This project is an offshoot of the Kinematic Navigation and Cartography Knapsack (KNaCK), a backpack-mounted LiDAR system that allows humans to map their environment. While KNaCK is being developed for astronaut situational awareness, integrating it onto an autonomous rover (KNaCK-Car) enables the system to asses an environment in advance before the arrival of astronauts and other vehicles.

KNaCK-Car is being developed concurrently with the Smart Video Guidance System (SVGS), a lightweight positioning system that only requires a LED target and smartphone-grade camera. SVGS provides reliable positioning, but has no way of detecting hazards. SVGS relies on KNaCK-Car to provide a hazard map, eliminating the need for power-hungry LiDAR scanners on all but the initial scouting vehicle.

This project uses the Lunar Terrain Field (LTF) at Marshall Space Flight Center to provide an accurate testing environment (shown in Figure 1.1).

Figures 1.2 and 1.3 show two maps created by KNaCK-Car. The original KNaCK is focused entirely on 3D mapping; this can be directly ported to KNaCK-Car. The development of KNaCK-Car is thus focused on 2D mapping, which creates the hazard map for subsequent vehicles.

The navigation of KNaCK-Car is built upon Robot Operating System (ROS) and its Navigation 2 (Nav2) framework. Nav2 provides accessible means of simultaneous localization and mapping (SLAM), but is mainly intended for structured environments such as warehouses.
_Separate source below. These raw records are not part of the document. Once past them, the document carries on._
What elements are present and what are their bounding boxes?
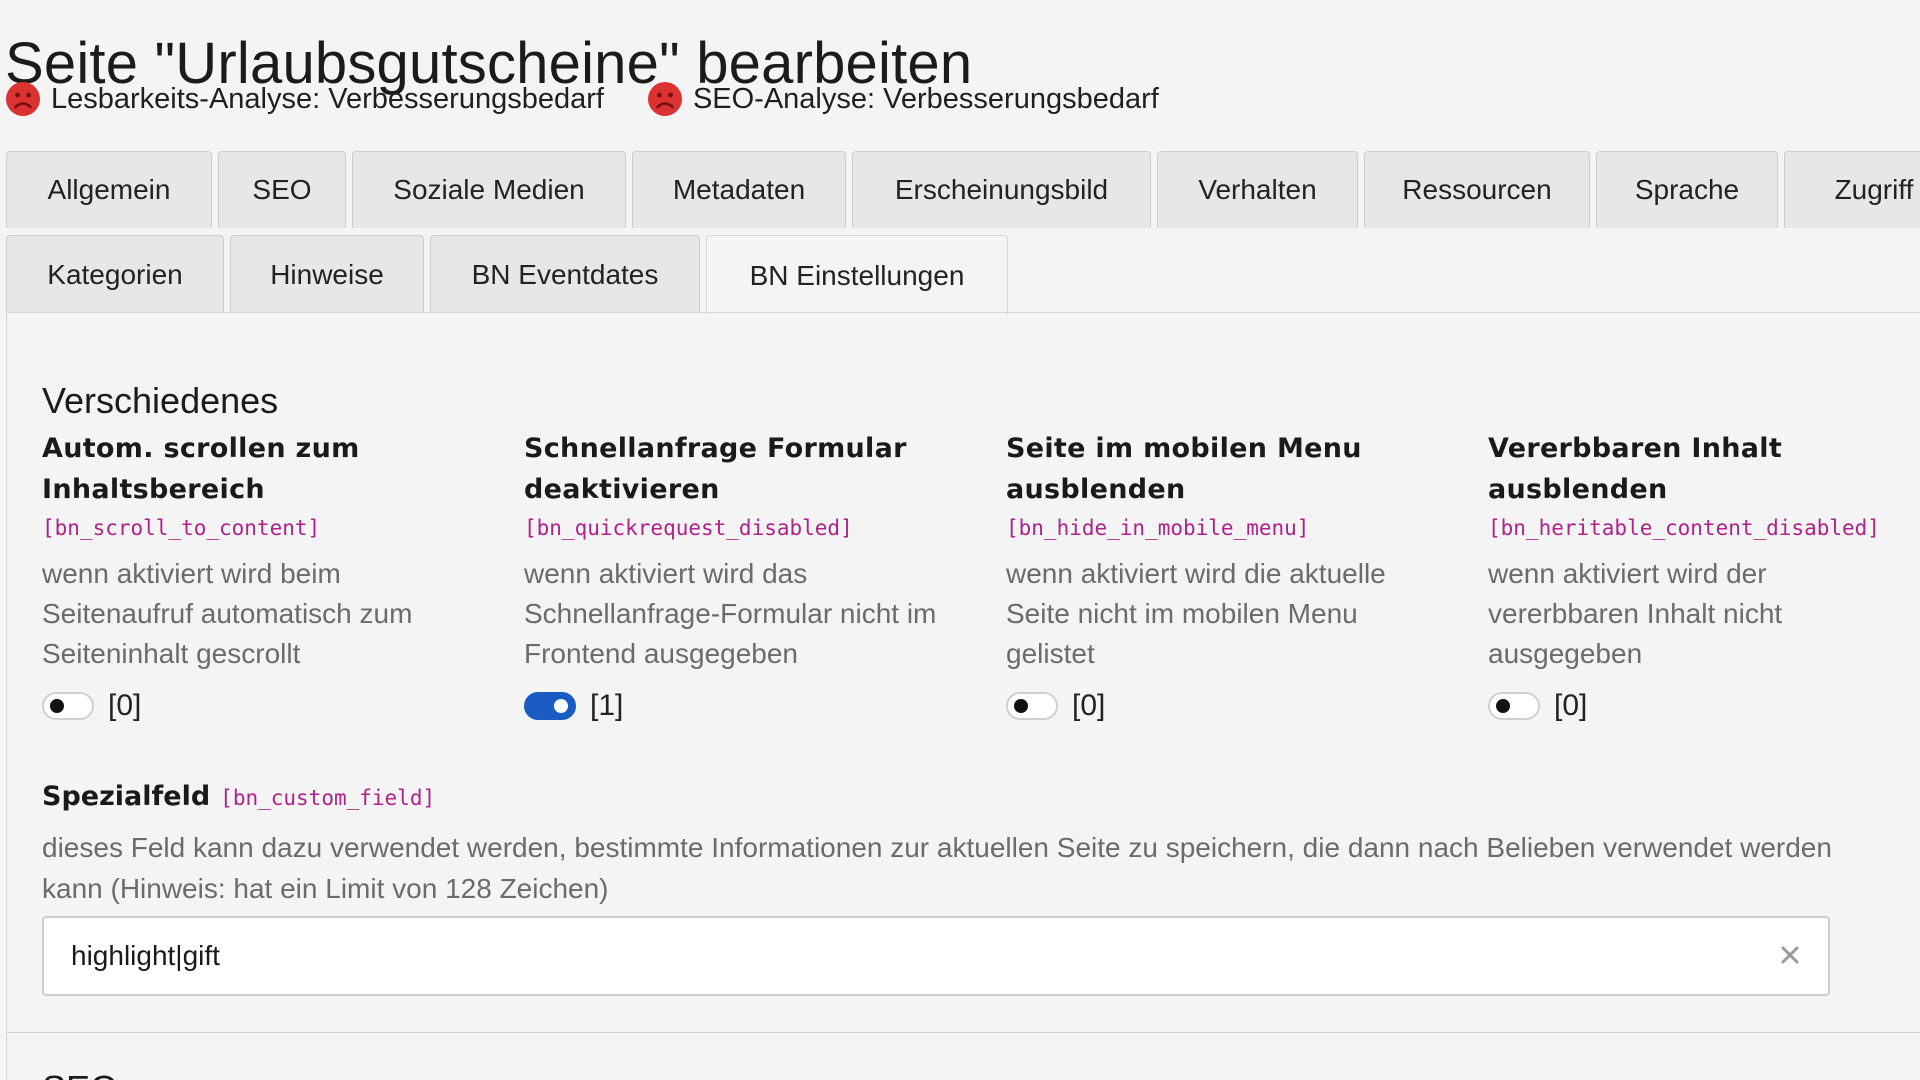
toggle-value: [0] xyxy=(108,689,142,722)
custom-field-code: [bn_custom_field] xyxy=(220,786,436,810)
tab-metadaten[interactable]: Metadaten xyxy=(632,151,846,228)
page: Seite "Urlaubsgutscheine" bearbeiten Les… xyxy=(0,0,1920,1080)
custom-field-input[interactable] xyxy=(44,918,1744,994)
section-divider xyxy=(7,1032,1920,1033)
tab-zugriff[interactable]: Zugriff xyxy=(1784,151,1920,228)
tab-bn-eventdates[interactable]: BN Eventdates xyxy=(430,235,700,313)
toggle-switch[interactable] xyxy=(42,692,94,720)
seo-analysis[interactable]: SEO-Analyse: Verbesserungsbedarf xyxy=(647,81,1159,117)
analysis-bar: Lesbarkeits-Analyse: Verbesserungsbedarf… xyxy=(5,79,1159,119)
field-quickrequest-disabled: Schnellanfrage Formular deaktivieren [bn… xyxy=(524,428,964,726)
tab-soziale-medien[interactable]: Soziale Medien xyxy=(352,151,626,228)
field-label: Autom. scrollen zum Inhaltsbereich xyxy=(42,433,360,505)
toggle-row: [1] xyxy=(524,686,964,726)
field-hide-in-mobile-menu: Seite im mobilen Menu ausblenden [bn_hid… xyxy=(1006,428,1446,726)
tab-bar-row-1: Allgemein SEO Soziale Medien Metadaten E… xyxy=(6,151,1920,228)
field-scroll-to-content: Autom. scrollen zum Inhaltsbereich [bn_s… xyxy=(42,428,482,726)
readability-analysis-label: Lesbarkeits-Analyse: Verbesserungsbedarf xyxy=(51,82,604,115)
toggle-row: [0] xyxy=(1006,686,1446,726)
toggle-knob xyxy=(554,699,568,713)
tab-erscheinungsbild[interactable]: Erscheinungsbild xyxy=(852,151,1151,228)
toggle-switch[interactable] xyxy=(1006,692,1058,720)
toggle-knob xyxy=(1496,699,1510,713)
sad-face-icon xyxy=(6,82,40,116)
tab-allgemein[interactable]: Allgemein xyxy=(6,151,212,228)
tab-sprache[interactable]: Sprache xyxy=(1596,151,1778,228)
tab-verhalten[interactable]: Verhalten xyxy=(1157,151,1358,228)
tab-bn-einstellungen[interactable]: BN Einstellungen xyxy=(706,235,1008,315)
field-heritable-content-disabled: Vererbbaren Inhalt ausblenden [bn_herita… xyxy=(1488,428,1918,726)
toggle-row: [0] xyxy=(1488,686,1918,726)
field-code: [bn_heritable_content_disabled] xyxy=(1488,516,1880,540)
custom-field-header: Spezialfeld [bn_custom_field] xyxy=(42,781,435,812)
close-icon[interactable] xyxy=(1778,943,1802,967)
tab-kategorien[interactable]: Kategorien xyxy=(6,235,224,313)
field-description: wenn aktiviert wird das Schnellanfrage-F… xyxy=(524,558,937,669)
field-code: [bn_quickrequest_disabled] xyxy=(524,516,853,540)
toggle-value: [1] xyxy=(590,689,624,722)
custom-field-label: Spezialfeld xyxy=(42,781,211,812)
sad-face-icon xyxy=(647,82,682,116)
tab-bar-row-2: Kategorien Hinweise BN Eventdates BN Ein… xyxy=(6,235,1014,315)
field-description: wenn aktiviert wird der vererbbaren Inha… xyxy=(1488,558,1783,669)
tab-seo[interactable]: SEO xyxy=(218,151,346,228)
toggle-knob xyxy=(1014,699,1028,713)
toggle-switch[interactable] xyxy=(1488,692,1540,720)
seo-analysis-label: SEO-Analyse: Verbesserungsbedarf xyxy=(692,82,1159,115)
custom-field-description: dieses Feld kann dazu verwendet werden, … xyxy=(42,832,1832,904)
field-description: wenn aktiviert wird beim Seitenaufruf au… xyxy=(42,558,413,669)
field-label: Seite im mobilen Menu ausblenden xyxy=(1006,433,1362,505)
field-description: wenn aktiviert wird die aktuelle Seite n… xyxy=(1006,558,1386,669)
field-code: [bn_scroll_to_content] xyxy=(42,516,321,540)
field-label: Schnellanfrage Formular deaktivieren xyxy=(524,433,907,505)
toggle-knob xyxy=(50,699,64,713)
custom-field-input-wrapper xyxy=(42,916,1830,996)
toggle-switch[interactable] xyxy=(524,692,576,720)
next-section-heading: SEO xyxy=(42,1068,118,1080)
section-heading: Verschiedenes xyxy=(42,379,279,421)
toggle-value: [0] xyxy=(1554,689,1588,722)
tab-hinweise[interactable]: Hinweise xyxy=(230,235,424,313)
tab-ressourcen[interactable]: Ressourcen xyxy=(1364,151,1590,228)
toggle-row: [0] xyxy=(42,686,482,726)
readability-analysis[interactable]: Lesbarkeits-Analyse: Verbesserungsbedarf xyxy=(5,81,604,117)
toggle-value: [0] xyxy=(1072,689,1106,722)
field-code: [bn_hide_in_mobile_menu] xyxy=(1006,516,1310,540)
field-label: Vererbbaren Inhalt ausblenden xyxy=(1488,433,1783,505)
Thus, most of KNaCK-Car's technical challenges involve adapting this 2D SLAM software to function in an environment with uneven terrain and non-uniform obstacles.

At the start of my internship, KNaCK-Car's hardware was all in place but there was no software implementation beyond manual driving with a remote control. Over the course of my internship, I delivered:

• Software drivers for our LiDAR scanner, built to interface with ROS.
• ROS system architecture between sensors, rover drivetrain, and navigation programs.
• Configuration of Nav2 for KNaCK-Car.
• C++ and Python programs that process 3D environmental data into 2D.
  • I.E. Prevent traversable slopes from registering as hazards.
• Rigorous documentation and operating procedures, ensuring development can continue after my internship ends.
• Debugging and general technical support for KNaCK and SVGS.

At my internship's closeout, KNaCK-Car is capable of SLAM both in structured environments and the Lunar Terrain Field. KNaCK-Car can autonomously navigate between user-defined waypoints, pathfinding around obstacles and updating its path as the map evolves. SVGS demonstrated usage of a hazard map generated by KNaCK-Car, fulfilling KNaCK-Car's role in the mission architecture.

I had the amazing opportunity to take the inaugural offering of UNCW's introductory robotics course. The entire course was focused on a continuous project, designed to give an understanding of robotic systems. A general outline of the project is shown below.

The hardware consisted of a robot manipulator arm and RGB-Depth (RGBD) camera. We knew the characteristics of the object (tennis ball) and could tune our detection programs accordingly. Figure 2.1 shows two different methods of object detection. The center panel isolates the ball through filtering color values, while the rightmost panel uses shape detection from Python's OpenCV library.

Once we know the ball's location in the frame, we can isolate the appropriate pixels. The depth values within this area are fitted to a sphere to create a model of the ball.